My $x$ and $y$ 's

Let there be a positive integer $p$ such that

$(2017+p)^2 = (2017+x)(2017+y)$

Simple rearrangement of terms will give us

$4034p + p^2 = 2017(x+y) + xy$

$p^2 - xy = 2017(x+y-2p) \:\:\: \text{eq. 1}$

Now we know that the expression $2017 | p^2 - xy$ , or that $p^2 - xy = 2017k$ for some integer $k$ .

And $k$ here is

$k= x+y - 2p$

so $p = \frac{x+y-k}{2}$

Now, we want to make sure that $x$ and $y$ are different, so let us express $y$ in terms of $x$ and some other number $q$ , such that $y = x+q$ .

Substituting $y$ onto $p$ yields us

$p= x + \frac{q-k}{2}$

And substituting this to $\:eq. 1$ , we get

$( x + \frac{q-k}{2})^2 = 2017k + x(x+q)$

$(\frac{q-k}{2})^2 = k(2017+x)$

We can now proceed in finding the minimum $x$ and $q$ , and finding $y$ will easily come next.

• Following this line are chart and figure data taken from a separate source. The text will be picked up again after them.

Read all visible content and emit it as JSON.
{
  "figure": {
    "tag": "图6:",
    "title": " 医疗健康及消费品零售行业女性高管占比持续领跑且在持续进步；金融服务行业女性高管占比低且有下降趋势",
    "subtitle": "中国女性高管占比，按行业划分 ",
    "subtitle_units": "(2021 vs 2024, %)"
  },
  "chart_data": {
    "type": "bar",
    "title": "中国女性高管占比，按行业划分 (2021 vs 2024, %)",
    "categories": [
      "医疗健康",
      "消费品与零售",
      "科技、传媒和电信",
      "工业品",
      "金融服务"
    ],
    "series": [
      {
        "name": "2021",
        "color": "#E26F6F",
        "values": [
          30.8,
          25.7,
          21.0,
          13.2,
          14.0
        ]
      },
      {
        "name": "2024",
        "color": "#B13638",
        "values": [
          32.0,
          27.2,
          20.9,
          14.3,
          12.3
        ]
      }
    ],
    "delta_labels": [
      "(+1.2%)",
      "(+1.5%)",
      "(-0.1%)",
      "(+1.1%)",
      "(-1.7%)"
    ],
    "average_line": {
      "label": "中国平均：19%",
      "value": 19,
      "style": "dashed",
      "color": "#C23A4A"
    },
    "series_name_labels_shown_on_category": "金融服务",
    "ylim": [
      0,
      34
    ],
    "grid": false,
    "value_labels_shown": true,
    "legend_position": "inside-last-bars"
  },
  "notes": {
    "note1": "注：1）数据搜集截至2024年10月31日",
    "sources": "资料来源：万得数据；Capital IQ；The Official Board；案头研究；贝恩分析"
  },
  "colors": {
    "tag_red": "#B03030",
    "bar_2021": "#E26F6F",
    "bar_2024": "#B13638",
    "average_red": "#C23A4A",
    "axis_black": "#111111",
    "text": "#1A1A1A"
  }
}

For an integer $q$ it will be fairly easy to note that the minimum will be achieved when

$\frac{q-k}{2} = \lceil \sqrt{2017k} \rceil$

and that gives us $q$ in terms of $k$ as

$q = 2 \lceil \sqrt{2017k} \rceil +k$

And then $x$ will just follow.

$x = \frac{1}{k}(\frac{q-k}{2})^2 - 2017$

Of course, so should $y$ , as $y= x + q$ .

We now investigate the values of $x$ and $y$ for increasing $k$ .

$\begin{array}{|c|c|c|c|} \hline \ \ k\ \ &\ \ q\ \ &\ \ x\ \ &\ \ y\ \ \\ \hline \hline \ \ 1\ \ &\ \ 91\ \ &\ \ 8\ \ &\ \ 99\ \ \\ \hline \ \ 2\ \ &\ \ 130\ \ &\ \ 31\ \ &\ \ 161\ \ \\ \hline \ \ 3\ \ &\ \ 159\ \ &\ \ 11\ \ &\ \ 170\ \ \\ \hline \ \ 4\ \ &\ \ 184\ \ &\ \ 8\ \ &\ \ 192\ \ \\ \hline \ \ 5\ \ &\ \ 207\ \ &\ \ 23\ \ &\ \ 230\ \ \\ \hline \end{array}$

We see now that $q$ increases with $k$ , so the minimum $q$ , $x$ and $y$ occurs when $k=1$ , such that $x+y = \boxed{107}$ .

( $2017+x)(2017+y)$ = $45^2$ . $46^2$ ,

So that $x=8,y=99$ .

So $x+y$ = 107.